Beltane Waning Last Frost Moon
On a pile of essays, yet unread, sits one at the top, “The Great River of the Classics”, by Camille Paglia. She is my heroine, an outspoken advocate for the content of the humanities, the deposit of art, music, literature and theater that flows from Western civilization’s beginnings in the fertile crescent, a river with a delta now rich with islands and streams, a fan of human experience at its most intense and intimate that nourishes the ocean that is Western humanity’s collective conscious and unconscious.
Egypt’s splendor, the profundity and innovation of the Greeks, the ordered ambition of the Romans, the spirituality of the Celts, the deep feeling of the Russians and the Germans, the list is long and has depth. Gilgamesh. The Egyptian Book of the Dead. The fragments of the Pre-Socratic. Jewish texts. Christian and Muslim texts. The pyramids. The parthenon. Rome. The pantheon. Fra Lippa. Giorgio. Botticelli. Michelangelo. Da Vinci. Petrarch. Erasmus. Francis Bacon. Titian. Brueghel. Boccaccio. Chaucer. Beowulf. The poetic eddas. Ovid. Turner. Poussin. Rembrandt. Barye. Tolstoy. Dostoevsky. Singer. the Baal Shem Tov. Racine. Shakespeare. Marlowe. Haydn. Mozart. Beethoven. Brahms.
And the many, the very many left out of this brief evocation.
Perhaps the humanities do not pass the test of occupational preparedness, a test now applied to departments in higher education. Just yesterday an academic group released a study the dollar value of varying university degrees based on earnings over time and starting salaries. In many colleges and universities humanities departments look like low hanging fruit when it comes to the budget ax.
So. If humanities degrees result in less earned income over a student’s life, does this make them, ipso facto, less valuable? Obviously. If, that is, the only yardstick is dollars.
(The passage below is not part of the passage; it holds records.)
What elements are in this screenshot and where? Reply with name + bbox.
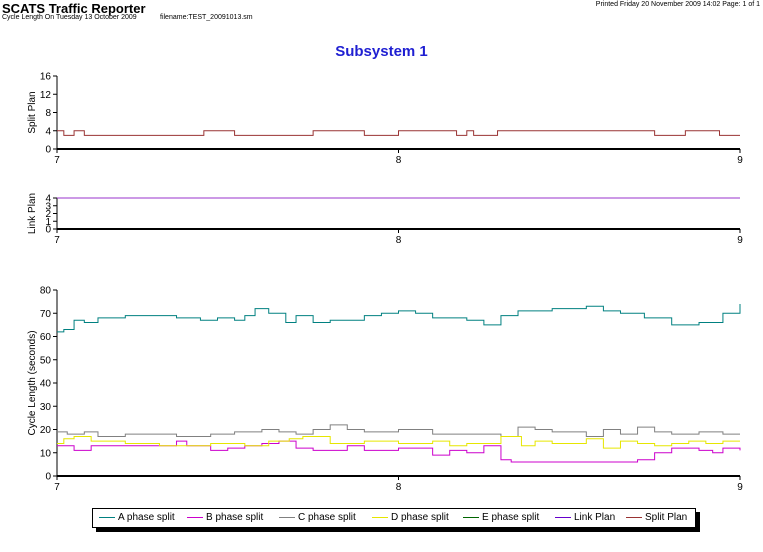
- legend-swatch: [99, 516, 115, 518]
- legend-item-split-plan: Split Plan: [626, 512, 687, 523]
- legend-label: D phase split: [391, 512, 449, 523]
- legend-label: A phase split: [118, 512, 175, 523]
- legend-swatch: [555, 516, 571, 518]
- y-tick-label-1-12: 12: [40, 90, 52, 101]
- legend-item-d-phase-split: D phase split: [372, 512, 449, 523]
- y-tick-label-1-8: 8: [45, 108, 51, 119]
- x-tick-label-2-8: 8: [396, 235, 402, 246]
- legend-item-link-plan: Link Plan: [555, 512, 615, 523]
- legend-item-b-phase-split: B phase split: [187, 512, 263, 523]
- series-line-3-c-phase-split: [57, 424, 740, 437]
- y-axis-label-3: Cycle Length (seconds): [27, 330, 38, 435]
- x-tick-label-3-8: 8: [396, 482, 402, 493]
- y-tick-label-3-80: 80: [40, 286, 52, 297]
- legend-swatch: [463, 516, 479, 518]
- legend-label: B phase split: [206, 512, 264, 523]
- y-tick-label-2-4: 4: [45, 194, 51, 205]
- legend-label: C phase split: [298, 512, 356, 523]
- x-tick-label-1-8: 8: [396, 155, 402, 166]
- legend-swatch: [279, 516, 295, 518]
- y-tick-label-3-10: 10: [40, 448, 52, 459]
- legend-swatch: [372, 516, 388, 518]
- series-line-3-a-phase-split: [57, 303, 741, 333]
- legend-label: Link Plan: [574, 512, 616, 523]
- y-tick-label-1-4: 4: [45, 126, 51, 137]
- y-tick-label-1-16: 16: [40, 72, 52, 83]
- chart-legend: A phase split B phase split C phase split D…: [92, 508, 696, 528]
- x-tick-label-1-7: 7: [54, 155, 60, 166]
- charts-canvas: 04812167 8 9Split Plan012347 8 9Link Plan010…: [27, 72, 743, 494]
- y-tick-label-3-50: 50: [40, 355, 52, 366]
- legend-label: E phase split: [482, 512, 540, 523]
- y-tick-label-3-40: 40: [40, 379, 52, 390]
- y-tick-label-3-60: 60: [40, 332, 52, 343]
- legend-item-e-phase-split: E phase split: [463, 512, 539, 523]
- legend-item-c-phase-split: C phase split: [279, 512, 356, 523]
- y-axis-label-1: Split Plan: [27, 91, 38, 133]
- x-tick-label-3-9: 9: [737, 482, 743, 493]
- y-tick-label-3-20: 20: [40, 425, 52, 436]
- legend-label: Split Plan: [645, 512, 688, 523]
- legend-swatch: [187, 516, 203, 518]
- y-tick-label-3-30: 30: [40, 402, 52, 413]
- x-tick-label-1-9: 9: [737, 155, 743, 166]
- x-tick-label-3-7: 7: [54, 482, 60, 493]
- y-tick-label-3-70: 70: [40, 309, 52, 320]
- y-tick-label-1-0: 0: [45, 145, 51, 156]
- series-line-3-d-phase-split: [57, 435, 740, 449]
- legend-item-a-phase-split: A phase split: [99, 512, 175, 523]
- x-tick-label-2-7: 7: [54, 235, 60, 246]
- y-axis-label-2: Link Plan: [27, 193, 38, 234]
- y-tick-label-3-0: 0: [45, 472, 51, 483]
- legend-swatch: [626, 516, 642, 518]
- x-tick-label-2-9: 9: [737, 235, 743, 246]
- series-line-1-split-plan: [57, 130, 740, 136]
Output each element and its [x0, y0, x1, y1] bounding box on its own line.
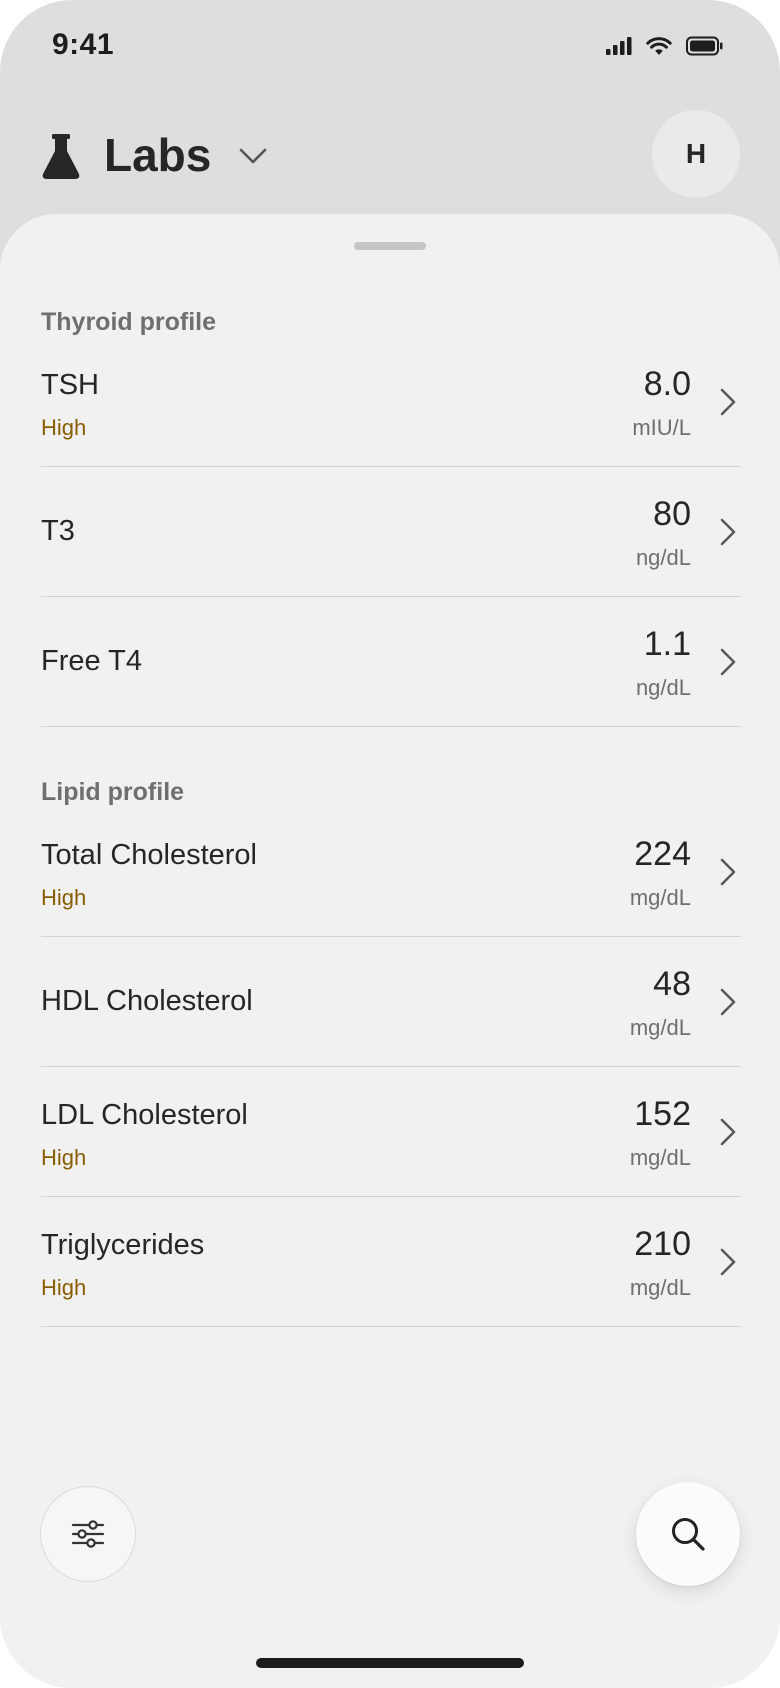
battery-icon [686, 36, 723, 56]
lab-row-tsh[interactable]: TSH High 8.0 mIU/L [41, 337, 741, 467]
lab-flag: High [41, 885, 87, 910]
sliders-icon [71, 1520, 105, 1548]
lab-unit: ng/dL [635, 675, 691, 700]
lab-value: 80 [653, 495, 691, 533]
lab-unit: ng/dL [635, 545, 691, 570]
chevron-right-icon [720, 518, 736, 546]
lab-row-hdl-cholesterol[interactable]: HDL Cholesterol 48 mg/dL [41, 937, 741, 1067]
status-time: 9:41 [52, 28, 115, 61]
sheet-grabber[interactable] [354, 242, 426, 250]
lab-unit: mg/dL [629, 885, 691, 910]
lab-name: TSH [41, 369, 99, 401]
page-title[interactable]: Labs [104, 128, 211, 182]
lab-row-total-cholesterol[interactable]: Total Cholesterol High 224 mg/dL [41, 807, 741, 937]
lab-name: Triglycerides [41, 1229, 205, 1261]
lab-value: 48 [653, 965, 691, 1003]
home-indicator[interactable] [256, 1658, 524, 1668]
lab-value: 224 [634, 835, 691, 873]
lab-row-free-t4[interactable]: Free T4 1.1 ng/dL [41, 597, 741, 727]
chevron-down-icon[interactable] [238, 144, 268, 168]
lab-value: 1.1 [643, 625, 691, 663]
chevron-right-icon [720, 1118, 736, 1146]
chevron-right-icon [720, 388, 736, 416]
avatar[interactable]: H [652, 110, 740, 198]
lab-flag: High [41, 1275, 87, 1300]
chevron-right-icon [720, 1248, 736, 1276]
lab-name: Total Cholesterol [41, 839, 257, 871]
chevron-right-icon [720, 648, 736, 676]
lab-unit: mIU/L [632, 415, 691, 440]
lab-name: Free T4 [41, 645, 143, 677]
lab-unit: mg/dL [629, 1275, 691, 1300]
lab-name: T3 [41, 515, 75, 547]
lab-flag: High [41, 1145, 87, 1170]
chevron-right-icon [720, 988, 736, 1016]
filter-button[interactable] [40, 1486, 136, 1582]
wifi-icon [646, 37, 672, 55]
lab-row-t3[interactable]: T3 80 ng/dL [41, 467, 741, 597]
lab-value: 8.0 [643, 365, 691, 403]
lab-flag: High [41, 415, 87, 440]
lab-unit: mg/dL [629, 1145, 691, 1170]
cellular-signal-icon [606, 37, 632, 55]
lab-row-ldl-cholesterol[interactable]: LDL Cholesterol High 152 mg/dL [41, 1067, 741, 1197]
header: Labs H [0, 110, 780, 210]
lab-value: 152 [634, 1095, 691, 1133]
search-icon [672, 1518, 705, 1551]
phone-screen: 9:41 Labs H Thyroid profile TSH High 8.0… [0, 0, 780, 1688]
lab-row-triglycerides[interactable]: Triglycerides High 210 mg/dL [41, 1197, 741, 1327]
labs-sheet: Thyroid profile TSH High 8.0 mIU/L T3 80… [0, 214, 780, 1688]
lab-unit: mg/dL [629, 1015, 691, 1040]
lab-name: HDL Cholesterol [41, 985, 253, 1017]
status-bar: 9:41 [0, 0, 780, 100]
chevron-right-icon [720, 858, 736, 886]
section-title-lipid: Lipid profile [41, 778, 185, 806]
search-button[interactable] [636, 1482, 740, 1586]
status-icons [606, 36, 724, 56]
lab-name: LDL Cholesterol [41, 1099, 248, 1131]
lab-value: 210 [634, 1225, 691, 1263]
section-title-thyroid: Thyroid profile [41, 308, 216, 336]
flask-icon [42, 134, 80, 179]
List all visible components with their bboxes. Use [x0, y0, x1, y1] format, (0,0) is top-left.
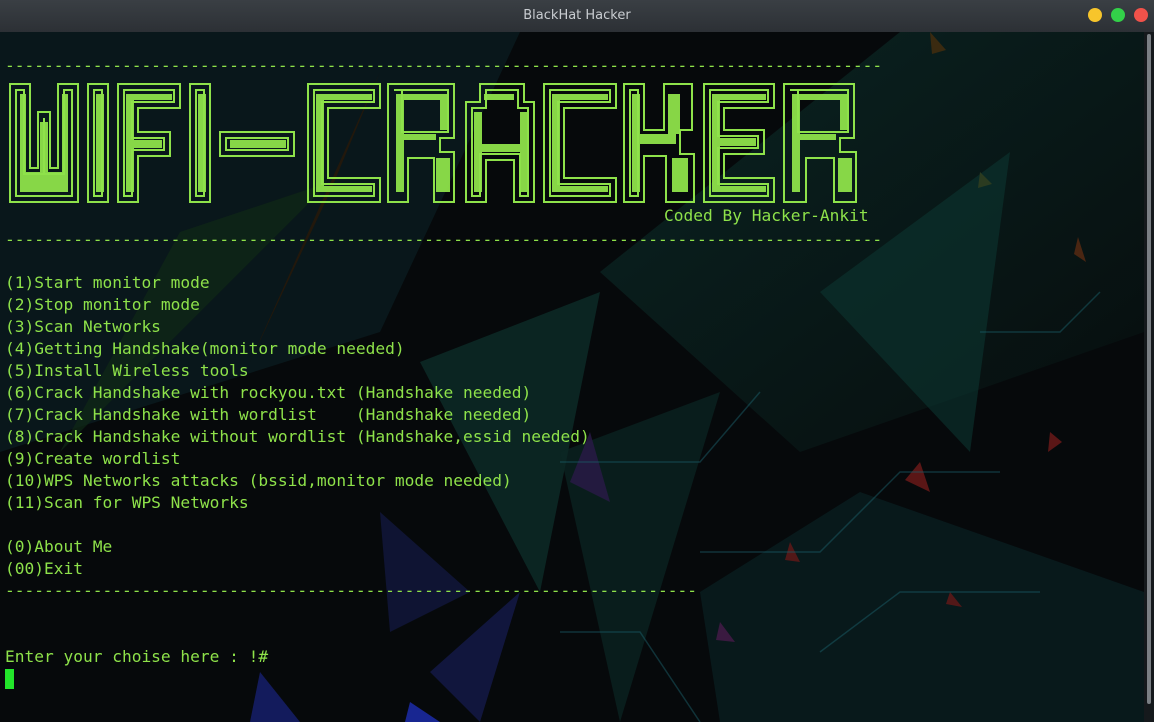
menu-item: (6)Crack Handshake with rockyou.txt (Han…: [5, 383, 532, 402]
menu-item: (9)Create wordlist: [5, 449, 181, 468]
menu-item: (1)Start monitor mode: [5, 273, 210, 292]
menu-item: (5)Install Wireless tools: [5, 361, 249, 380]
minimize-dot-icon[interactable]: [1088, 8, 1102, 22]
menu-item: (3)Scan Networks: [5, 317, 161, 336]
menu-item: (4)Getting Handshake(monitor mode needed…: [5, 339, 405, 358]
menu-item-exit: (00)Exit: [5, 559, 83, 578]
terminal-area[interactable]: ----------------------------------------…: [0, 32, 1144, 722]
scrollbar-thumb[interactable]: [1147, 34, 1151, 704]
menu-item: (10)WPS Networks attacks (bssid,monitor …: [5, 471, 512, 490]
separator-menu-end: ----------------------------------------…: [5, 581, 697, 600]
title-bar[interactable]: BlackHat Hacker: [0, 0, 1154, 33]
terminal-window: BlackHat Hacker ------------------------…: [0, 0, 1154, 722]
separator-bottom: ----------------------------------------…: [5, 230, 883, 249]
window-controls: [1088, 8, 1148, 22]
text-cursor[interactable]: [5, 669, 14, 689]
banner-credit: Coded By Hacker-Ankit: [664, 206, 869, 225]
menu-item: (7)Crack Handshake with wordlist (Handsh…: [5, 405, 532, 424]
menu-item-about: (0)About Me: [5, 537, 113, 556]
close-dot-icon[interactable]: [1134, 8, 1148, 22]
maximize-dot-icon[interactable]: [1111, 8, 1125, 22]
menu-item: (11)Scan for WPS Networks: [5, 493, 249, 512]
input-prompt: Enter your choise here : !#: [5, 647, 269, 666]
menu-item: (2)Stop monitor mode: [5, 295, 200, 314]
scrollbar[interactable]: [1144, 32, 1154, 722]
menu-item: (8)Crack Handshake without wordlist (Han…: [5, 427, 590, 446]
window-title: BlackHat Hacker: [523, 8, 631, 23]
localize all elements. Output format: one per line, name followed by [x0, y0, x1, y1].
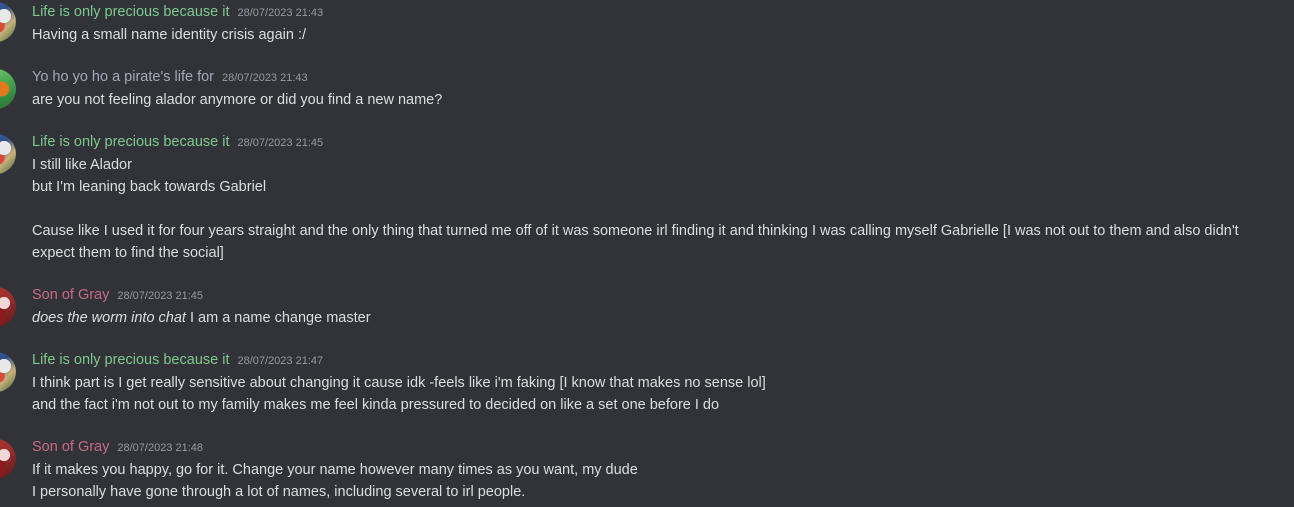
message-header: Life is only precious because it 28/07/2… [32, 4, 323, 20]
message-text: I think part is I get really sensitive a… [32, 375, 766, 391]
message-text: are you not feeling alador anymore or di… [32, 92, 443, 108]
avatar[interactable] [0, 287, 16, 327]
message-text: If it makes you happy, go for it. Change… [32, 462, 638, 478]
author-name[interactable]: Life is only precious because it [32, 4, 229, 20]
timestamp: 28/07/2023 21:43 [237, 7, 324, 19]
message-text: Having a small name identity crisis agai… [32, 27, 307, 43]
avatar[interactable] [0, 439, 16, 479]
author-name[interactable]: Son of Gray [32, 287, 109, 303]
timestamp: 28/07/2023 21:48 [117, 442, 204, 454]
avatar[interactable] [0, 69, 16, 109]
chat-messages: Life is only precious because it 28/07/2… [0, 0, 1294, 507]
author-name[interactable]: Life is only precious because it [32, 134, 229, 150]
timestamp: 28/07/2023 21:43 [222, 72, 308, 84]
author-name[interactable]: Yo ho yo ho a pirate's life for [32, 69, 214, 85]
message-text: but I'm leaning back towards Gabriel [32, 179, 267, 195]
avatar[interactable] [0, 2, 16, 42]
message-text: and the fact i'm not out to my family ma… [32, 397, 720, 413]
message-text: Cause like I used it for four years stra… [32, 223, 1239, 261]
message-text: I still like Alador [32, 157, 132, 173]
timestamp: 28/07/2023 21:45 [237, 137, 324, 149]
message-header: Life is only precious because it 28/07/2… [32, 352, 323, 368]
italic-text: does the worm into chat [32, 310, 186, 326]
avatar[interactable] [0, 352, 16, 392]
message-header: Life is only precious because it 28/07/2… [32, 134, 323, 150]
message-header: Son of Gray 28/07/2023 21:45 [32, 287, 203, 303]
timestamp: 28/07/2023 21:45 [117, 290, 204, 302]
message-header: Son of Gray 28/07/2023 21:48 [32, 439, 203, 455]
avatar[interactable] [0, 134, 16, 174]
author-name[interactable]: Son of Gray [32, 439, 109, 455]
message-text: I personally have gone through a lot of … [32, 484, 526, 500]
author-name[interactable]: Life is only precious because it [32, 352, 229, 368]
message-text-rest: I am a name change master [185, 310, 371, 326]
message-text: does the worm into chat I am a name chan… [32, 307, 1254, 329]
message-header: Yo ho yo ho a pirate's life for 28/07/20… [32, 69, 308, 85]
timestamp: 28/07/2023 21:47 [237, 355, 324, 367]
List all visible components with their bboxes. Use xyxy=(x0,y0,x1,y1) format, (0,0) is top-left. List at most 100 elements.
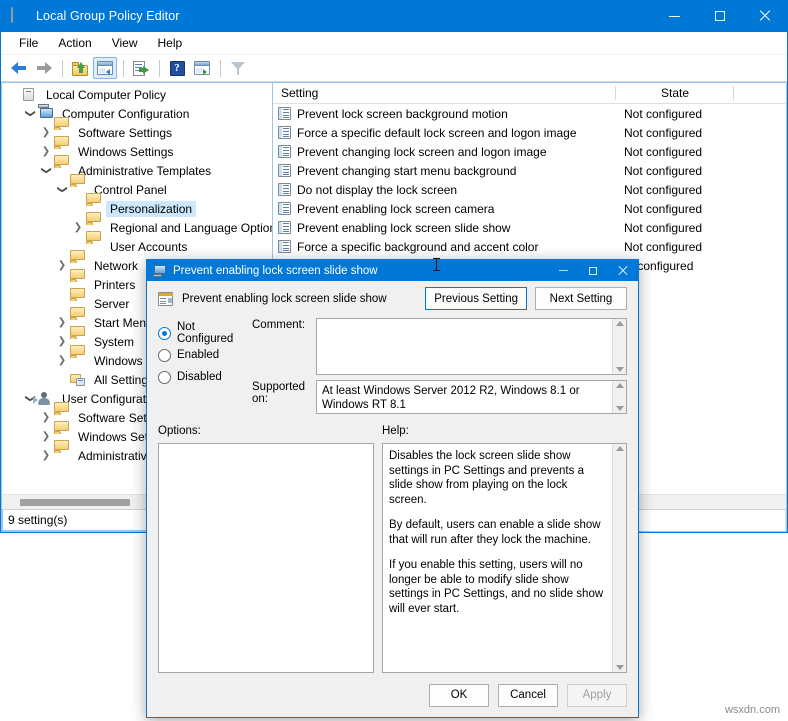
next-setting-button[interactable]: Next Setting xyxy=(535,287,627,310)
close-icon xyxy=(618,266,628,276)
chevron-right-icon[interactable]: ❯ xyxy=(38,450,54,461)
tree-node-label: Network xyxy=(90,258,142,274)
chevron-right-icon[interactable]: ❯ xyxy=(54,260,70,271)
table-row[interactable]: Prevent lock screen background motionNot… xyxy=(273,104,786,123)
cell-state: Not configured xyxy=(616,126,734,140)
dialog-maximize-button[interactable] xyxy=(578,260,608,281)
chevron-down-icon[interactable]: ❯ xyxy=(25,106,36,122)
up-one-level-button[interactable] xyxy=(68,57,92,79)
chevron-down-icon[interactable]: ❯ xyxy=(57,182,68,198)
cell-setting: Force a specific default lock screen and… xyxy=(273,126,616,140)
scroll-up-icon[interactable] xyxy=(616,383,624,388)
minimize-button[interactable] xyxy=(652,0,697,32)
tree-node-label: Local Computer Policy xyxy=(42,87,170,103)
apply-button: Apply xyxy=(567,684,627,707)
chevron-right-icon[interactable]: ❯ xyxy=(38,412,54,423)
column-header-filler xyxy=(734,83,786,103)
chevron-right-icon[interactable]: ❯ xyxy=(54,336,70,347)
chevron-right-icon[interactable]: ❯ xyxy=(70,222,86,233)
policy-setting-dialog: Prevent enabling lock screen slide show … xyxy=(146,259,639,718)
close-icon xyxy=(759,10,771,22)
tree-node-label: System xyxy=(90,334,138,350)
cancel-button[interactable]: Cancel xyxy=(498,684,558,707)
chevron-right-icon[interactable]: ❯ xyxy=(38,127,54,138)
comment-label: Comment: xyxy=(252,318,316,331)
back-button[interactable] xyxy=(7,57,31,79)
menu-file[interactable]: File xyxy=(9,33,48,53)
table-row[interactable]: Prevent changing start menu backgroundNo… xyxy=(273,161,786,180)
chevron-right-icon[interactable]: ❯ xyxy=(54,317,70,328)
table-row[interactable]: Prevent enabling lock screen cameraNot c… xyxy=(273,199,786,218)
export-list-button[interactable] xyxy=(129,57,153,79)
tree-scroll-thumb[interactable] xyxy=(20,499,130,506)
maximize-button[interactable] xyxy=(697,0,742,32)
tree-node-label: Administrative xyxy=(74,448,157,464)
tree-node-label: Regional and Language Option xyxy=(106,220,272,236)
tree-node-control-panel[interactable]: ❯ Control Panel xyxy=(2,180,272,199)
scroll-up-icon[interactable] xyxy=(616,321,624,326)
chevron-right-icon[interactable]: ❯ xyxy=(54,355,70,366)
tree-node-local-computer-policy[interactable]: Local Computer Policy xyxy=(2,85,272,104)
radio-not-configured[interactable]: Not Configured xyxy=(158,322,252,344)
toolbar-separator xyxy=(220,60,221,77)
comment-value[interactable] xyxy=(317,319,612,374)
supported-on-textarea[interactable]: At least Windows Server 2012 R2, Windows… xyxy=(316,380,627,414)
comment-scrollbar[interactable] xyxy=(612,319,626,374)
radio-disabled[interactable]: Disabled xyxy=(158,366,252,388)
tree-node-computer-configuration[interactable]: ❯Computer Configuration xyxy=(2,104,272,123)
policy-setting-icon xyxy=(153,265,167,277)
table-row[interactable]: Do not display the lock screenNot config… xyxy=(273,180,786,199)
tree-node-personalization[interactable]: Personalization xyxy=(2,199,272,218)
comment-textarea[interactable] xyxy=(316,318,627,375)
scroll-down-icon[interactable] xyxy=(616,367,624,372)
menu-view[interactable]: View xyxy=(102,33,148,53)
tree-node-administrative-templates[interactable]: ❯Administrative Templates xyxy=(2,161,272,180)
tree-node-windows-settings[interactable]: ❯Windows Settings xyxy=(2,142,272,161)
tree-node-label: Control Panel xyxy=(90,182,171,198)
toolbar-separator xyxy=(62,60,63,77)
show-hide-tree-button[interactable] xyxy=(93,57,117,79)
table-row[interactable]: Force a specific background and accent c… xyxy=(273,237,786,256)
table-row[interactable]: Prevent enabling lock screen slide showN… xyxy=(273,218,786,237)
menu-action[interactable]: Action xyxy=(48,33,101,53)
filter-button[interactable] xyxy=(226,57,250,79)
tree-node-regional-and-language-option[interactable]: ❯ Regional and Language Option xyxy=(2,218,272,237)
table-row[interactable]: Prevent changing lock screen and logon i… xyxy=(273,142,786,161)
chevron-right-icon[interactable]: ❯ xyxy=(38,146,54,157)
help-scrollbar[interactable] xyxy=(612,444,626,672)
column-header-state[interactable]: State xyxy=(616,83,734,103)
ok-button[interactable]: OK xyxy=(429,684,489,707)
close-button[interactable] xyxy=(742,0,787,32)
window-titlebar: Local Group Policy Editor xyxy=(1,0,787,32)
show-window-button[interactable] xyxy=(190,57,214,79)
radio-enabled[interactable]: Enabled xyxy=(158,344,252,366)
chevron-right-icon[interactable]: ❯ xyxy=(38,431,54,442)
menu-help[interactable]: Help xyxy=(148,33,193,53)
forward-button[interactable] xyxy=(32,57,56,79)
tree-node-user-accounts[interactable]: User Accounts xyxy=(2,237,272,256)
tree-node-icon xyxy=(54,449,70,463)
scroll-up-icon[interactable] xyxy=(616,446,624,451)
help-paragraph: By default, users can enable a slide sho… xyxy=(389,518,606,547)
scroll-down-icon[interactable] xyxy=(616,406,624,411)
back-arrow-icon xyxy=(11,61,27,75)
dialog-setting-name: Prevent enabling lock screen slide show xyxy=(182,293,417,305)
previous-setting-button[interactable]: Previous Setting xyxy=(425,287,527,310)
table-row[interactable]: Force a specific default lock screen and… xyxy=(273,123,786,142)
help-button[interactable]: ? xyxy=(165,57,189,79)
column-header-setting[interactable]: Setting xyxy=(273,83,616,103)
options-pane[interactable] xyxy=(158,443,374,673)
tree-node-software-settings[interactable]: ❯Software Settings xyxy=(2,123,272,142)
settings-count-label: 9 setting(s) xyxy=(8,513,67,527)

No, I’m not going to make the argument that dollars are a grubby, undistinguished measure; each of us has to eat, reside somewhere, raise our children and nourish our dreams.
Even the fact that the humanities stood at the very center of the project of higher learning at its inception does not privilege them now. The needs and values of the middle ages were different from ours today. No, the humanities must stand valuable by today’s standards more than they must reflect the values of past centuries.
It may be that the university is no longer the place for the humanities. It may be that higher education’s mission in contemporary life involves primarily occupational learning, a sort of advanced vocational training. Institutions focuses change over time. Their work must meet the needs of those whom they serve or they have no reason to exist.
It does not bother me if higher education strips out the humanities. Let the music department perish. Banish the philosophers, the artists, the literati, the linguists and language crowd, let history go, too. Leave the ivy covered walls with only economics, business, pre-law, pre-med, engineering, architecture, agriculture, veterinary science, family and child psychology. Keep those subjects that inform the workers of today and tomorrow and let the fluff go. Keep the hard stuff, abandon the soft disciplines.
Why don’t these changes bother me? Because an artist does not need an art department, she needs fellow artists and places to display and sell her goods, but art departments, no matter how good, no matter how well intentioned, are not necessary to artists. Work is. Literature, too. Writers write because they must, because words and ideas matter to them. No writer writes because there are good writing programs. Of course, they can learn things in those programs, but writing does not depend on English departments. Music, too, is part of the beating heart of culture. Musicians, whether trained in universities or not, will make music. Musicians will and do get trained in many other places than higher education. Philosophers are stuck with the sort of minds that go to the root of things and they will dig deep without philosophy departments. They need other philosophers, yes, but there are books and airplanes.
The humanities are of, by and for humans. Because they are of our essence, they will survive diminished or even eliminated university and college support. Will they be poorer? Probably. For a while. But not for long. We need music to fill our souls. We need literature to grasp the many ways there are to be human. We need painting and sculpture and print making because beauty satisfies an essential yearning of the human spirit and because we need to experience the interior world of others as much as we can. We need those among us who will ask the difficult, the unpopular questions and pursue them where they lead.
We need all of these things; they do not need higher education. It will be poorer without them, less reflective, more insular, more satisfied with apparently easy answers.
What might happen is this. After the humanities have been ejected from higher education, humanities practitioners and scholars will meet, find they still need each other. An idea will occur to them. Why not have a place where the humanities can be taught? An institute, maybe. A gymnasium. An academy. Or, maybe something new. A virtual gathering space for artists and scholars, for writers and teachers.
Out of these experiment might grow, what? I don’t know. Perhaps an educational institution with its primary mission immersing its students in the Great River of the Humanities, a baptism by art. Could happen.